Titans Deployed One-Game Strategy

The Titans' tight ends weren't a factor in Tennessee's close contest against the Colts. Or were they? Check out the change in offensive strategy that the Titans deployed in hopes of keeping the Colts pass rush from being so effective last Sunday.

Heading into their AFC South matchup against the undefeated Indianapolis Colts, the Tennessee Titans had used the pass-catching skills of their tight ends extensively in their offense to move the chains and score points. 

Bo Scaife came into the RCA Dome tied for second in team receptions with 10 for 158 yards. But by the end of the game, his season-to-date totals hadn't budged. Their other talented tight end, Ben Troupe, had 7 catches for 105 yards under his belt, but grabbed just one pass for 2 yards against the Colts. 

Did the Colts take the pair out of the game defensively? Or why didn't the Titans use two of their usual offensive weapons in Indianapolis? Tennessee's head coach, Jeff Fisher, explained that he made a one-game adjustment to his offense in hopes of neutralizing the Colts' pass rush.

"Our decision to go in the ballgame was not to use a lot of the two tight end packages," he said. "I think it would make sense to utilize the tight ends in a game like this at Indy with the edge pressure that they have, to chip and do those kind of things. We did not give up any sacks. It's probably the first time in a long time that we've gone there (Indianapolis) and not given up any sacks."

And with a young quarterback at the helm, Fisher wanted to make sure he had every second possible against a speed defense like the Colts, even though the Titans had done a pretty decent job of protecting the quarterback in previous weeks.
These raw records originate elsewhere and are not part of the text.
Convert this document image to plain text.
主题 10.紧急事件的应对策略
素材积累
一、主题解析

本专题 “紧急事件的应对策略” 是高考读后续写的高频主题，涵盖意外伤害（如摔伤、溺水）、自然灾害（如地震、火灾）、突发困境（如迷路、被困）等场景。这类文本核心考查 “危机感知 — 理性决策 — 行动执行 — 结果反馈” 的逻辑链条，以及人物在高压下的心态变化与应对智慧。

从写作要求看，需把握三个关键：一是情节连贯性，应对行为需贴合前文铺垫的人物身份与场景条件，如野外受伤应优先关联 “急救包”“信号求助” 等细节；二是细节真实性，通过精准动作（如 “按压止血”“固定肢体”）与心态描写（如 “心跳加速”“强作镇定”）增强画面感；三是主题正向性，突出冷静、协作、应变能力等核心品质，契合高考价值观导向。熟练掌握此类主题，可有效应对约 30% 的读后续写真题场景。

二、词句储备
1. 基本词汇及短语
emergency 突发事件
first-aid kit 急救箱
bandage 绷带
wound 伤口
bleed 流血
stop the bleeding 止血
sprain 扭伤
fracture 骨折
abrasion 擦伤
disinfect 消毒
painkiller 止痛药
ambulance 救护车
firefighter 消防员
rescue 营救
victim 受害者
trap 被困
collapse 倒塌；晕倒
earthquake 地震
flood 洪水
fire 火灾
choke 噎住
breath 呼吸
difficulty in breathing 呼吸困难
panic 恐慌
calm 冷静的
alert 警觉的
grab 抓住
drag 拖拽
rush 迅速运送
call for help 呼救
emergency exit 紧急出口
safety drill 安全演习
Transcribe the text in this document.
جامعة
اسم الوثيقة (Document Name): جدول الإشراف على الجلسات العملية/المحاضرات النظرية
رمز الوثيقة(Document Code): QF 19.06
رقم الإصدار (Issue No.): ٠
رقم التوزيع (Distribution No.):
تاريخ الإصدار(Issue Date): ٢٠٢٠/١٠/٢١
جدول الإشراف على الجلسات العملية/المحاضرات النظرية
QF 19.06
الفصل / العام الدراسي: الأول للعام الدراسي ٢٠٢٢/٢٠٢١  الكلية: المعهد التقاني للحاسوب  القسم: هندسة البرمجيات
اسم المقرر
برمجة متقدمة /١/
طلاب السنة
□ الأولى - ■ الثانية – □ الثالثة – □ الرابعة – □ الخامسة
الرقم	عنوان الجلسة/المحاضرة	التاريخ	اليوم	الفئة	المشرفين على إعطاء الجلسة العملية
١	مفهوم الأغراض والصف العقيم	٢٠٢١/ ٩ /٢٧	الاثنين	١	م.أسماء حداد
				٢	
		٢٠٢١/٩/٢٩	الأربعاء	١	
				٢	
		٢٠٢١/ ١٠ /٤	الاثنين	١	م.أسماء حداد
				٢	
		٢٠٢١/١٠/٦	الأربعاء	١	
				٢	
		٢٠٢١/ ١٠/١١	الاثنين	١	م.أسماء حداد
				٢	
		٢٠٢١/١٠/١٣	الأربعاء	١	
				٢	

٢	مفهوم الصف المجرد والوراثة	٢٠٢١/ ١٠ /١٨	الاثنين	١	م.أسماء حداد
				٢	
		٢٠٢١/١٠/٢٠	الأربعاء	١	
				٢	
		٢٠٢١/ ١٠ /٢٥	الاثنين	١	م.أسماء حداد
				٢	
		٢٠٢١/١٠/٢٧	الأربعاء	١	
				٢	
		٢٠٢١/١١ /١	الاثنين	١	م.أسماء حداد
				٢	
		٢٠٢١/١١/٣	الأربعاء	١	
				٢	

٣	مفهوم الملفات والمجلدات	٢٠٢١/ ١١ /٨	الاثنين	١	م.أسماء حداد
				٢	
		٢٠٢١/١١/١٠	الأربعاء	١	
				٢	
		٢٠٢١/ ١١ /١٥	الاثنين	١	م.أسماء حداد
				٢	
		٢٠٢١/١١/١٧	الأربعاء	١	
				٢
"We've given up six sacks this year in five games," Fisher said. "That's headed in the right direction. It certainly helps with Vince and his mobility and his ability to avoid, but protection is obviously an issue." 

The team's focus on the running game also allowed the Titans to use their tight ends as additional blockers at the line of scrimmage rather than worrying about completing passes to them. Or when they went with a single tight end set, they often put two running backs into the game to open up new options the Colts hadn't seen on the tape the week before. Against Dallas, quarterback Vince Young didn't complete a single pass to his running backs. Against Indy, he completed six of his ten passes to his backs and practically ignored his tight ends. 

"It was something that we felt would give us an advantage going into this ballgame to chip and block our way out and use them (our running backs) in a screen game..." Fisher said.

As the Colts are noticing early on in each game, teams are increasingly trying to throw totally different looks and strategies at them than what the team has likely prepared for during the week. And it's not likely to get any better. So as you see each new opponent on the horizon, be prepared for to see the unexpected rather than the opponent's usual approach to the game. It's going to make things tougher for the Colts and their coaching staff in the early minutes of each contest, but it's also an incredible measure of respect when you think about it. If teams believe they have to show something totally out of character to have a chance to win, they are already acknowledging up front that they can't go head-to-head with Indianapolis playing their strengths straight up against the Colts' strengths.

It's going to be an interesting season.